Subtitle: Is alpha lame?

My last post was kind of stupid as Sanjay tweeted. [Sanjay was actually much more diplomatic when he pointed out the circularity in my approach.] I selected the non-careless responders in a way that guarantees a more unidimensional result. A potentially better approach is to use a different set of scales to identify the non-careless responders and repeat the analyses. This flaw aside, I think my broader points still stand. It is useful to look for ways to screen existing datasets given the literature that: a) suggests careless responders are present in many datasets; and b) careless responders often distort substantive results (see the references and additional recommendations to the original post).

Another interesting criticism came about from my off-handed reporting of alpha coefficients. Matthew Hankins (via twitter) rightly pointed out that it is a mistake to compute alpha in light of the structural analyses I conducted. I favored a particular model for the structure of the RSE that specifies a large number of correlated item residuals between the negatively-keyed and positively-keyed items. In the presence of correlated residuals, alpha is either an underestimate or overestimate of reliability/internal consistency (see Raykov 2001 building on Zimmerman, 1972).

[Note: I knew reporting alpha was a technical mistake but I thought it was one of those minor methodological sins akin to dropping an f-bomb every now and then in real life.  Moreover, I am aware of the alpha criticism literature (and the alternatives like omega). I assumed the alpha is a lower bound heuristic when blogging but this is not true in the presence of correlated residuals (see again Raykov, 2001).]

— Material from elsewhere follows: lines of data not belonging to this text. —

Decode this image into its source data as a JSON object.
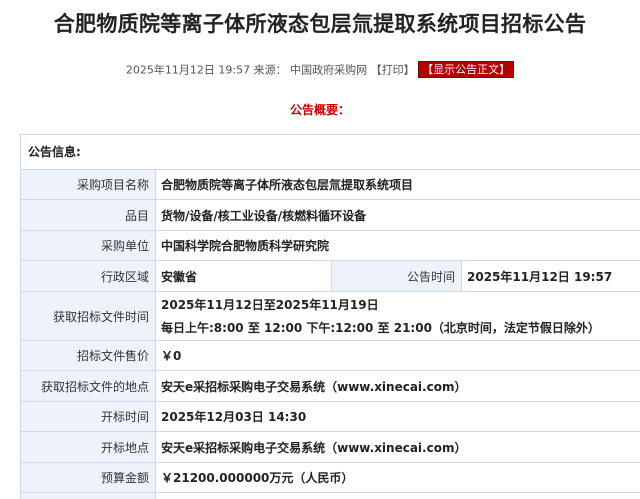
{
  "title": "合肥物质院等离子体所液态包层氚提取系统项目招标公告",
  "meta": {
    "datetime": "2025年11月12日 19:57",
    "source_label": "来源：",
    "source": "中国政府采购网",
    "print": "【打印】",
    "show_body": "【显示公告正文】"
  },
  "summary_title": "公告概要：",
  "info": {
    "heading": "公告信息:",
    "project_name_label": "采购项目名称",
    "project_name": "合肥物质院等离子体所液态包层氚提取系统项目",
    "category_label": "品目",
    "category": "货物/设备/核工业设备/核燃料循环设备",
    "buyer_label": "采购单位",
    "buyer": "中国科学院合肥物质科学研究院",
    "region_label": "行政区域",
    "region": "安徽省",
    "pub_time_label": "公告时间",
    "pub_time": "2025年11月12日 19:57",
    "doc_time_label": "获取招标文件时间",
    "doc_time_line1": "2025年11月12日至2025年11月19日",
    "doc_time_line2": "每日上午:8:00 至 12:00  下午:12:00 至 21:00（北京时间，法定节假日除外）",
    "doc_price_label": "招标文件售价",
    "doc_price": "￥0",
    "doc_place_label": "获取招标文件的地点",
    "doc_place": "安天e采招标采购电子交易系统（www.xinecai.com）",
    "open_time_label": "开标时间",
    "open_time": "2025年12月03日 14:30",
    "open_place_label": "开标地点",
    "open_place": "安天e采招标采购电子交易系统（www.xinecai.com）",
    "budget_label": "预算金额",
    "budget": "￥21200.000000万元（人民币）"
  }
}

Hankins illustrated issues with alpha and the GHQ-12 in a paper he recommended (Hankins, 2008). The upshot of his paper is that alpha often makes the GHQ-12 appear to be a more reliable instrument than other methods of computing reliability based on more appropriate factor structures (say like .90 versus .75).  Depending on how reliability estimates are used, this could be a big deal.

Accordingly, I modified some Mplus syntax using Brown (2015) and Raykov (2001) as a template to compute a more appropriate reliability estimate for the RSE for my preferred model.  Output that includes the syntax is here. [I did this quickly so I might have made a mistake!]  Using this approach, I estimated reliability for my sample of 1,000 to be .699 for my preferred model.  This is compared to the .887 estimate I got with alpha. If you want a way to contextualize this drop, you can think about how this difference would impact the Standard Error of Measurement when considering the precision of estimates for individual scores.  The SD for the mean scores was .724.

I go back and forth about whether I think alpha is lame or if all of the criticism of alpha is much ado about nothing. Today I am leaning towards the alpha is lame pole of my thinking.  Correlated residuals are a reality for the scales that I typically use in research. Yikes!

Thanks to people who tweeted and criticized my last post.

Brown, T. A. (2015). Confirmatory factor analysis for applied research (2nd edition).

Hankins (2008). The reliability of the twelve-item general health questionnaire (GHQ-12) under realistic assumptions.

Raykov (2001). Bias of coefficient α for fixed congeneric measures with correlated errors.

Zimmerman (1972). Test reliability and the Kuder-Richardson formulas: Derivation from probability theory.